In September 2022 I am offering an online series of three sessions focussing on the poetry of three women poets.  The series is titled Fire, Air, earth, Water: The Poetic Universe – Interweaving Poetry and Deep Time.  I am allured to contemplative cosmology and ecology, to the expressive and transformative arts including poetry, the visual arts, music, movement, journalling and writing, and meditation.  The three women poets in the series are ones whose poems I read on a regular basis as part of my own commitment to contemplative practice.  Their poetry also inspires my dabbling every now and then in mixed media art practices.  They are Pattiann Rogers, Linda Hogan and Mary Oliver.  They are poets I have chosen for the series guided by Thomas Berry’s regard for the ways in which poets “can help restore a sense of rapport with the natural world”, who can “help provide the psychic and spiritual energies necessary for the work ahead”.

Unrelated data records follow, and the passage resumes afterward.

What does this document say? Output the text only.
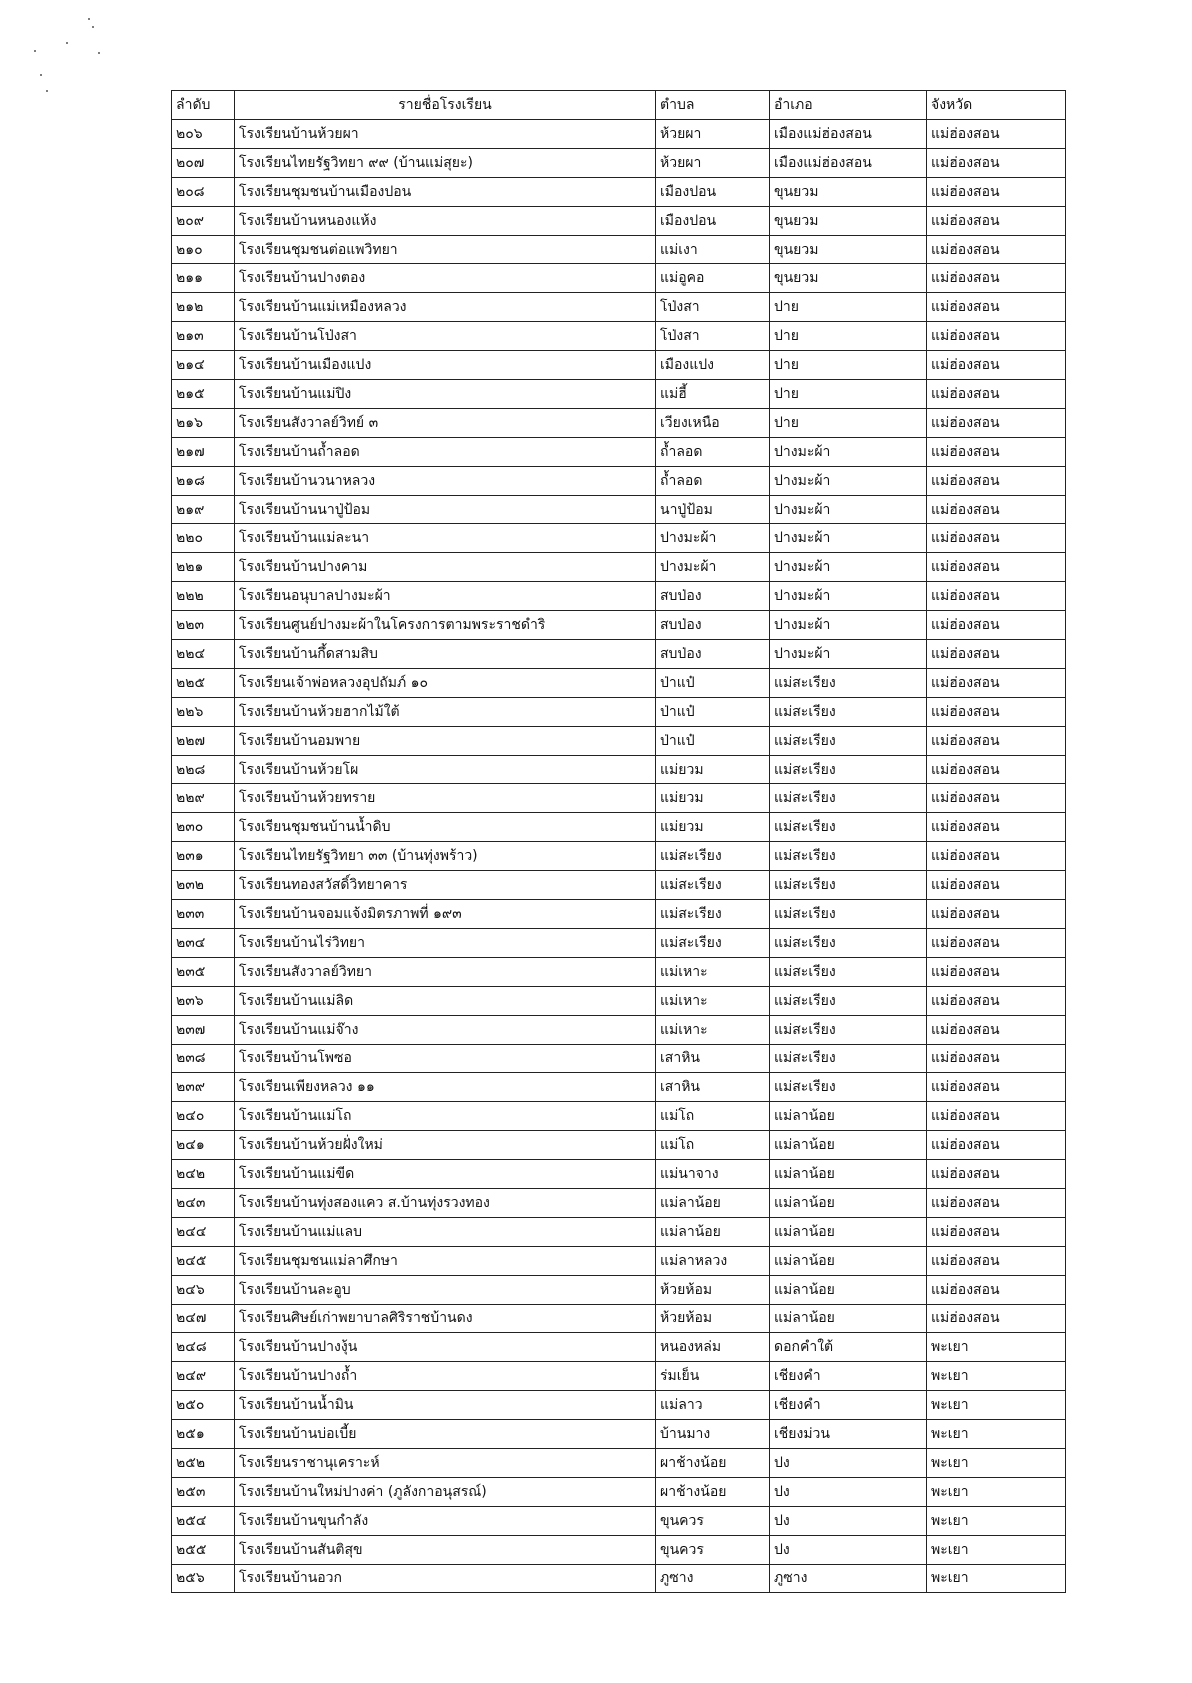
ลำดับ	รายชื่อโรงเรียน	ตำบล	อำเภอ	จังหวัด
๒๐๖	โรงเรียนบ้านห้วยผา	ห้วยผา	เมืองแม่ฮ่องสอน	แม่ฮ่องสอน
๒๐๗	โรงเรียนไทยรัฐวิทยา ๙๙ (บ้านแม่สุยะ)	ห้วยผา	เมืองแม่ฮ่องสอน	แม่ฮ่องสอน
๒๐๘	โรงเรียนชุมชนบ้านเมืองปอน	เมืองปอน	ขุนยวม	แม่ฮ่องสอน
๒๐๙	โรงเรียนบ้านหนองแห้ง	เมืองปอน	ขุนยวม	แม่ฮ่องสอน
๒๑๐	โรงเรียนชุมชนต่อแพวิทยา	แม่เงา	ขุนยวม	แม่ฮ่องสอน
๒๑๑	โรงเรียนบ้านปางตอง	แม่อูคอ	ขุนยวม	แม่ฮ่องสอน
๒๑๒	โรงเรียนบ้านแม่เหมืองหลวง	โป่งสา	ปาย	แม่ฮ่องสอน
๒๑๓	โรงเรียนบ้านโป่งสา	โป่งสา	ปาย	แม่ฮ่องสอน
๒๑๔	โรงเรียนบ้านเมืองแปง	เมืองแปง	ปาย	แม่ฮ่องสอน
๒๑๕	โรงเรียนบ้านแม่ปิง	แม่ฮี้	ปาย	แม่ฮ่องสอน
๒๑๖	โรงเรียนสังวาลย์วิทย์ ๓	เวียงเหนือ	ปาย	แม่ฮ่องสอน
๒๑๗	โรงเรียนบ้านถ้ำลอด	ถ้ำลอด	ปางมะผ้า	แม่ฮ่องสอน
๒๑๘	โรงเรียนบ้านวนาหลวง	ถ้ำลอด	ปางมะผ้า	แม่ฮ่องสอน
๒๑๙	โรงเรียนบ้านนาปู่ป้อม	นาปู่ป้อม	ปางมะผ้า	แม่ฮ่องสอน
๒๒๐	โรงเรียนบ้านแม่ละนา	ปางมะผ้า	ปางมะผ้า	แม่ฮ่องสอน
๒๒๑	โรงเรียนบ้านปางคาม	ปางมะผ้า	ปางมะผ้า	แม่ฮ่องสอน
๒๒๒	โรงเรียนอนุบาลปางมะผ้า	สบป่อง	ปางมะผ้า	แม่ฮ่องสอน
๒๒๓	โรงเรียนศูนย์ปางมะผ้าในโครงการตามพระราชดำริ	สบป่อง	ปางมะผ้า	แม่ฮ่องสอน
๒๒๔	โรงเรียนบ้านกึ้ดสามสิบ	สบป่อง	ปางมะผ้า	แม่ฮ่องสอน
๒๒๕	โรงเรียนเจ้าพ่อหลวงอุปถัมภ์ ๑๐	ป่าแป๋	แม่สะเรียง	แม่ฮ่องสอน
๒๒๖	โรงเรียนบ้านห้วยฮากไม้ใต้	ป่าแป๋	แม่สะเรียง	แม่ฮ่องสอน
๒๒๗	โรงเรียนบ้านอมพาย	ป่าแป๋	แม่สะเรียง	แม่ฮ่องสอน
๒๒๘	โรงเรียนบ้านห้วยโผ	แม่ยวม	แม่สะเรียง	แม่ฮ่องสอน
๒๒๙	โรงเรียนบ้านห้วยทราย	แม่ยวม	แม่สะเรียง	แม่ฮ่องสอน
๒๓๐	โรงเรียนชุมชนบ้านน้ำดิบ	แม่ยวม	แม่สะเรียง	แม่ฮ่องสอน
๒๓๑	โรงเรียนไทยรัฐวิทยา ๓๓ (บ้านทุ่งพร้าว)	แม่สะเรียง	แม่สะเรียง	แม่ฮ่องสอน
๒๓๒	โรงเรียนทองสวัสดิ์วิทยาคาร	แม่สะเรียง	แม่สะเรียง	แม่ฮ่องสอน
๒๓๓	โรงเรียนบ้านจอมแจ้งมิตรภาพที่ ๑๙๓	แม่สะเรียง	แม่สะเรียง	แม่ฮ่องสอน
๒๓๔	โรงเรียนบ้านไร่วิทยา	แม่สะเรียง	แม่สะเรียง	แม่ฮ่องสอน
๒๓๕	โรงเรียนสังวาลย์วิทยา	แม่เหาะ	แม่สะเรียง	แม่ฮ่องสอน
๒๓๖	โรงเรียนบ้านแม่ลิด	แม่เหาะ	แม่สะเรียง	แม่ฮ่องสอน
๒๓๗	โรงเรียนบ้านแม่จ๊าง	แม่เหาะ	แม่สะเรียง	แม่ฮ่องสอน
๒๓๘	โรงเรียนบ้านโพซอ	เสาหิน	แม่สะเรียง	แม่ฮ่องสอน
๒๓๙	โรงเรียนเพียงหลวง ๑๑	เสาหิน	แม่สะเรียง	แม่ฮ่องสอน
๒๔๐	โรงเรียนบ้านแม่โถ	แม่โถ	แม่ลาน้อย	แม่ฮ่องสอน
๒๔๑	โรงเรียนบ้านห้วยฝั่งใหม่	แม่โถ	แม่ลาน้อย	แม่ฮ่องสอน
๒๔๒	โรงเรียนบ้านแม่ขีด	แม่นาจาง	แม่ลาน้อย	แม่ฮ่องสอน
๒๔๓	โรงเรียนบ้านทุ่งสองแคว ส.บ้านทุ่งรวงทอง	แม่ลาน้อย	แม่ลาน้อย	แม่ฮ่องสอน
๒๔๔	โรงเรียนบ้านแม่แลบ	แม่ลาน้อย	แม่ลาน้อย	แม่ฮ่องสอน
๒๔๕	โรงเรียนชุมชนแม่ลาศึกษา	แม่ลาหลวง	แม่ลาน้อย	แม่ฮ่องสอน
๒๔๖	โรงเรียนบ้านละอูบ	ห้วยห้อม	แม่ลาน้อย	แม่ฮ่องสอน
๒๔๗	โรงเรียนศิษย์เก่าพยาบาลศิริราชบ้านดง	ห้วยห้อม	แม่ลาน้อย	แม่ฮ่องสอน
๒๔๘	โรงเรียนบ้านปางงุ้น	หนองหล่ม	ดอกคำใต้	พะเยา
๒๔๙	โรงเรียนบ้านปางถ้ำ	ร่มเย็น	เชียงคำ	พะเยา
๒๕๐	โรงเรียนบ้านน้ำมิน	แม่ลาว	เชียงคำ	พะเยา
๒๕๑	โรงเรียนบ้านบ่อเบี้ย	บ้านมาง	เชียงม่วน	พะเยา
๒๕๒	โรงเรียนราชานุเคราะห์	ผาช้างน้อย	ปง	พะเยา
๒๕๓	โรงเรียนบ้านใหม่ปางค่า (ภูลังกาอนุสรณ์)	ผาช้างน้อย	ปง	พะเยา
๒๕๔	โรงเรียนบ้านขุนกำลัง	ขุนควร	ปง	พะเยา
๒๕๕	โรงเรียนบ้านสันติสุข	ขุนควร	ปง	พะเยา
๒๕๖	โรงเรียนบ้านอวก	ภูซาง	ภูซาง	พะเยา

In May 2022 I completed a Leadership course with the Deeptime Network and over that time I was drawn to the ways in which the poetry of these three women in particular enriched and inspired my understanding of a Deeptime perspective, weaving cosmology, ecology, science and spirituality through their poems and often inspiring my own allurements in the world.  I am interested in how the universe story can be told through poetry as well as science and cosmology and the series is specifically designed to immerse in this perspective via poetry.

Here is the website link for the ways in which the Deeptime Network describes a Deeptime Perspective: https://dtnetwork.org/deep-time-perspective/.  A number of readers who are members of the Deeptime Network will be familiar with this perspective which is inspired by the cosmology of Brian Swimme in particular and by the new story and functional ecology expressed in the writings of Thomas Berry.  The network is a place for people coming from diverse backgrounds across education, the arts, and the sciences.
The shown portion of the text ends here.